The Correct Option is A
Solution and Explanation
Approach (plug each option and test directly): The whole problem is one inequality, $f_{\min}(c) > g_{\max}(c)$. Get clean formulas for both, then just substitute each candidate $c$.
Step 1: Completing the square (or vertex formula): for the upward parabola $f$, $f_{\min} = 8c - 4c^2$; for the downward parabola $g$, $g_{\max} = \dfrac{9c^2}{4} - 2c$.
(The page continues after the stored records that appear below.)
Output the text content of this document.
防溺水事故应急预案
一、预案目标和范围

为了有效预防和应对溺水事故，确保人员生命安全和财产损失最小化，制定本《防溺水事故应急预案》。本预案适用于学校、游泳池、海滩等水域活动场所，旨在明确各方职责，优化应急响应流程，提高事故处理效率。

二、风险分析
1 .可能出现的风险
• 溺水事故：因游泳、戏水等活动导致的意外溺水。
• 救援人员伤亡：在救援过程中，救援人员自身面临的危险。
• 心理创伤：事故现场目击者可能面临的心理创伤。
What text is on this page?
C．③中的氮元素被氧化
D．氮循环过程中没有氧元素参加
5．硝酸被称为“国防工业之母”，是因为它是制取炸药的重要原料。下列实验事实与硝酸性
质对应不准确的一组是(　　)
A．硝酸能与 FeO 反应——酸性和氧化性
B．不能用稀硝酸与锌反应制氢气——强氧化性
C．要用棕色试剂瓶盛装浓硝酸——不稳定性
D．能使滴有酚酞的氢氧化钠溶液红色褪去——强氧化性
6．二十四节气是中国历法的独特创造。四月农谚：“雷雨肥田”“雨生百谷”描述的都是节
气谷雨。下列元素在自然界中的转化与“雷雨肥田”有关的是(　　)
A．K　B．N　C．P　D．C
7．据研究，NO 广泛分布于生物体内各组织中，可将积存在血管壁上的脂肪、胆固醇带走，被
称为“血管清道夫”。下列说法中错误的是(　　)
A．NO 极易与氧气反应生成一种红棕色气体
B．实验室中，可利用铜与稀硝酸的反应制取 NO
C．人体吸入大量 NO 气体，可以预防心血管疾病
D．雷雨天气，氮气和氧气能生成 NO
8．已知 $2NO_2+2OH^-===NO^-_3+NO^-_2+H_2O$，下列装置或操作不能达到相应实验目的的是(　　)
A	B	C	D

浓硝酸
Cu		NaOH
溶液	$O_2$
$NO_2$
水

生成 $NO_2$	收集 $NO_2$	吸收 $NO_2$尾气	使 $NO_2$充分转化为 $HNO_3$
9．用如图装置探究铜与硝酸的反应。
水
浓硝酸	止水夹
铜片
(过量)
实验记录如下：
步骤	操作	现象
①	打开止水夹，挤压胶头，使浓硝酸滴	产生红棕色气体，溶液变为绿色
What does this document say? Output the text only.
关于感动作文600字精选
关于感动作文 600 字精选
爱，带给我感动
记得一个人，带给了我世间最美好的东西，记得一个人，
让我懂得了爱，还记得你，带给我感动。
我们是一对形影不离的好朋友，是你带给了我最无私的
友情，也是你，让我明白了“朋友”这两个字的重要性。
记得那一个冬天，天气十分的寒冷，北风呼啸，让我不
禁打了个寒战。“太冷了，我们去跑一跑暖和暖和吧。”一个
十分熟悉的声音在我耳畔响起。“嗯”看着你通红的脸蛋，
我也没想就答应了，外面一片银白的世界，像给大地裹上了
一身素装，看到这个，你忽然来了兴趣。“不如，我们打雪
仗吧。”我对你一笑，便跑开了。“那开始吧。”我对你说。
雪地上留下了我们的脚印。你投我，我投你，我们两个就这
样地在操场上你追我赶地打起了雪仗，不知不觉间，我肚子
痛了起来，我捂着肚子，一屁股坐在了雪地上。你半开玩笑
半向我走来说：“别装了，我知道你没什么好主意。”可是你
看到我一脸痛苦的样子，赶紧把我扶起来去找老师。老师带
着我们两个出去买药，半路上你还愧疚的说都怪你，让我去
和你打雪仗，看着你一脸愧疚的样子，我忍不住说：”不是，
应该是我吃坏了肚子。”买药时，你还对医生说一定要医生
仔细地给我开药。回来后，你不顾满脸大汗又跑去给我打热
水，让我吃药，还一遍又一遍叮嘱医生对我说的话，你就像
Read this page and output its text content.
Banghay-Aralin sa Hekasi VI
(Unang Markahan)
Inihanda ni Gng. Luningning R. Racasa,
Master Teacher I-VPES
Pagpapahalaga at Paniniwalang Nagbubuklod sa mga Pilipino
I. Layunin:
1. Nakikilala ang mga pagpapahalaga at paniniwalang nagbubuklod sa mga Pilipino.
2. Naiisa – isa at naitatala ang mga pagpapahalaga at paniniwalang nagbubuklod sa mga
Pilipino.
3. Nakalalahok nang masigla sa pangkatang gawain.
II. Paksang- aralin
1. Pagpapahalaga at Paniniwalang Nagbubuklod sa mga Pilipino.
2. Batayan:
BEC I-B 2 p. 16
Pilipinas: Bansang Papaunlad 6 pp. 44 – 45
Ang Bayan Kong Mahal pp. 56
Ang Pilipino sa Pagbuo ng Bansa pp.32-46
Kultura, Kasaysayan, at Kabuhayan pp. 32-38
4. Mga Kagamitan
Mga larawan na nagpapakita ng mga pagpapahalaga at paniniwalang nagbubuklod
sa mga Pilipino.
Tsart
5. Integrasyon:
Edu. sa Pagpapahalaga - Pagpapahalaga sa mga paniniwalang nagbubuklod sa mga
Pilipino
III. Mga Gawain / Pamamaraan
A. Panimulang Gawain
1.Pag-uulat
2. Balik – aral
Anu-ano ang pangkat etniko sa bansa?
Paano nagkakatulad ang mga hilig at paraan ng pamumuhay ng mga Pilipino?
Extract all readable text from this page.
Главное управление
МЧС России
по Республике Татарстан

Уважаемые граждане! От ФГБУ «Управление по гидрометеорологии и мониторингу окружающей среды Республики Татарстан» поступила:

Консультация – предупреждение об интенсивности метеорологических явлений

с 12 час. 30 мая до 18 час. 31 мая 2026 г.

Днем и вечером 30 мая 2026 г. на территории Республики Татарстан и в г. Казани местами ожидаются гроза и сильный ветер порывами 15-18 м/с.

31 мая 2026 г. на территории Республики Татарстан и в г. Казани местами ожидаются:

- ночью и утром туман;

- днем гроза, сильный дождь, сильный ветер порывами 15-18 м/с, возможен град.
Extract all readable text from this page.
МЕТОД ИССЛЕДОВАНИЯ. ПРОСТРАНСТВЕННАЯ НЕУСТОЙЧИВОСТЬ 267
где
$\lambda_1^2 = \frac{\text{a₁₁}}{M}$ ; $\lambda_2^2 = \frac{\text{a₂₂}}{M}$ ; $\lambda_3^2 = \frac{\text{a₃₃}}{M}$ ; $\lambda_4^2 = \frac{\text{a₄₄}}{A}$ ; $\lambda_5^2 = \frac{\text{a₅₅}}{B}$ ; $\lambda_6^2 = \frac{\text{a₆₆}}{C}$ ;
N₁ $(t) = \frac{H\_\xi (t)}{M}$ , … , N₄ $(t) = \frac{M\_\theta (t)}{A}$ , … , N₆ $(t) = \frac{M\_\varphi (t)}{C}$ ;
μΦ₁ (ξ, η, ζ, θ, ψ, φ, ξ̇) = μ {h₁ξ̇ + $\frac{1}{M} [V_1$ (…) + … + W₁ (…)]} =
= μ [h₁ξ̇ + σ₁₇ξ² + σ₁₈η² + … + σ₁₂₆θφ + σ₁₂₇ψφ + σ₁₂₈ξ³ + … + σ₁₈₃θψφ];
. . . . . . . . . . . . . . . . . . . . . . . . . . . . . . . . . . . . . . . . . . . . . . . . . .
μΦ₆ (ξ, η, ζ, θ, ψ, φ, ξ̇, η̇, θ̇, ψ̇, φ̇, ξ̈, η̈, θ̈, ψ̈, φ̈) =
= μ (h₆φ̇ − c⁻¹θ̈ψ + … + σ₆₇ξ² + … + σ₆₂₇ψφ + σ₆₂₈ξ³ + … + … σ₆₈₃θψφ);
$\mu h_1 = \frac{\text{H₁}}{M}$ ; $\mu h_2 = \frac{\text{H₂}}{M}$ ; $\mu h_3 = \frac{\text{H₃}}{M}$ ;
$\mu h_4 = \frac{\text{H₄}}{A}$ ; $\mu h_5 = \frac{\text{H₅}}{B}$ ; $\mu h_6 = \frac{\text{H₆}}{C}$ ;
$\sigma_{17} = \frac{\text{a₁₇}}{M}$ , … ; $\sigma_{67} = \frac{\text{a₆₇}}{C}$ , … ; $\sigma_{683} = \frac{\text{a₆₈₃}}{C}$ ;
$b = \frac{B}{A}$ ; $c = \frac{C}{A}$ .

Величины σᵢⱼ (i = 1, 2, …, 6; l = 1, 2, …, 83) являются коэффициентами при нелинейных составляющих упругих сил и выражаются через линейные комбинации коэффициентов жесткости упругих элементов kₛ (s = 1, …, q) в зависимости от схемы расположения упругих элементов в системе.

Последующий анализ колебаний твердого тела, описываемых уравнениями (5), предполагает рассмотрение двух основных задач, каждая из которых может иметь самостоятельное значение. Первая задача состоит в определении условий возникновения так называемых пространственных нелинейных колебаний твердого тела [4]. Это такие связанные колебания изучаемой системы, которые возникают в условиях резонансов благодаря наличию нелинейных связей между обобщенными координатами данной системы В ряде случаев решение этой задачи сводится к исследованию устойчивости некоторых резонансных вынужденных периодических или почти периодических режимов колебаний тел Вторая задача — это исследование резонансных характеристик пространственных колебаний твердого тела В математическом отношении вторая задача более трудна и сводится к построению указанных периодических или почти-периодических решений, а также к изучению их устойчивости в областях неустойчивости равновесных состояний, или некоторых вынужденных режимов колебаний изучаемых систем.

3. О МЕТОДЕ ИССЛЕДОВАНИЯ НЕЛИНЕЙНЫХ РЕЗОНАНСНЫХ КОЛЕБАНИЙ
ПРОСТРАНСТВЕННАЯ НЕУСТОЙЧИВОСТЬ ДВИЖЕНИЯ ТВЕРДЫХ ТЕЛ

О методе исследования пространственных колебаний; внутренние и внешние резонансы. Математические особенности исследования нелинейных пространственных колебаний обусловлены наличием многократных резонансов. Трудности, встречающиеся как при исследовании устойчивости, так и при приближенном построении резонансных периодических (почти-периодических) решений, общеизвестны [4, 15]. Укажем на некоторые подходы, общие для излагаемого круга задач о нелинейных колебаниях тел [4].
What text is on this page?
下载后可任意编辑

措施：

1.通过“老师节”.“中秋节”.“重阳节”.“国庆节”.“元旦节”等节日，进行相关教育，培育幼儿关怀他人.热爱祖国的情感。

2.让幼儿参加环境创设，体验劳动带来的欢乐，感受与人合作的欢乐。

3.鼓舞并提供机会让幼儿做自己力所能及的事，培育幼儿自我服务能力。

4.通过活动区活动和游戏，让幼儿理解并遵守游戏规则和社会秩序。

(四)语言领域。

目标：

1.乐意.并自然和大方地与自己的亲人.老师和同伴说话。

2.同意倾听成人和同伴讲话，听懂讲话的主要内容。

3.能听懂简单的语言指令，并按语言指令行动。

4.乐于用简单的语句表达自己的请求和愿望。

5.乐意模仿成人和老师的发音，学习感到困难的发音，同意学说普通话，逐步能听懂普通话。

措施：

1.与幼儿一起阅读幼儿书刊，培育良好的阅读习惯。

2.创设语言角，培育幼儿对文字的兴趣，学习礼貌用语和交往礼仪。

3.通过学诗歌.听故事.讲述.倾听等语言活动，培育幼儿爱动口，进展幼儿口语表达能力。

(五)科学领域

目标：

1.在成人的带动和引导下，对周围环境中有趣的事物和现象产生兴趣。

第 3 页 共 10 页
Step 2: Test $c = \dfrac{1}{2}$: \[ f_{\min} = 8(0.5) - 4(0.25) = 4 - 1 = 3, \qquad g_{\max} = \frac{9(0.25)}{4} - 2(0.5) = 0.5625 - 1 = -0.4375. \] Here $3 > -0.4375$ holds. This option works.
Step 3 (rule out the rest quickly): For any $c \le 0$ (options $-\tfrac12$ and $-2$), $f_{\min} = 8c - 4c^2 \le 0$ while $g_{\max} = \dfrac{9c^2}{4} - 2c \ge 0$, so the inequality fails. For $c = 2$: $f_{\min} = 16 - 16 = 0$ but $g_{\max} = 9 - 4 = 5$, and $0 > 5$ is false.
Answer: Only $c = \dfrac{1}{2}$ satisfies the condition.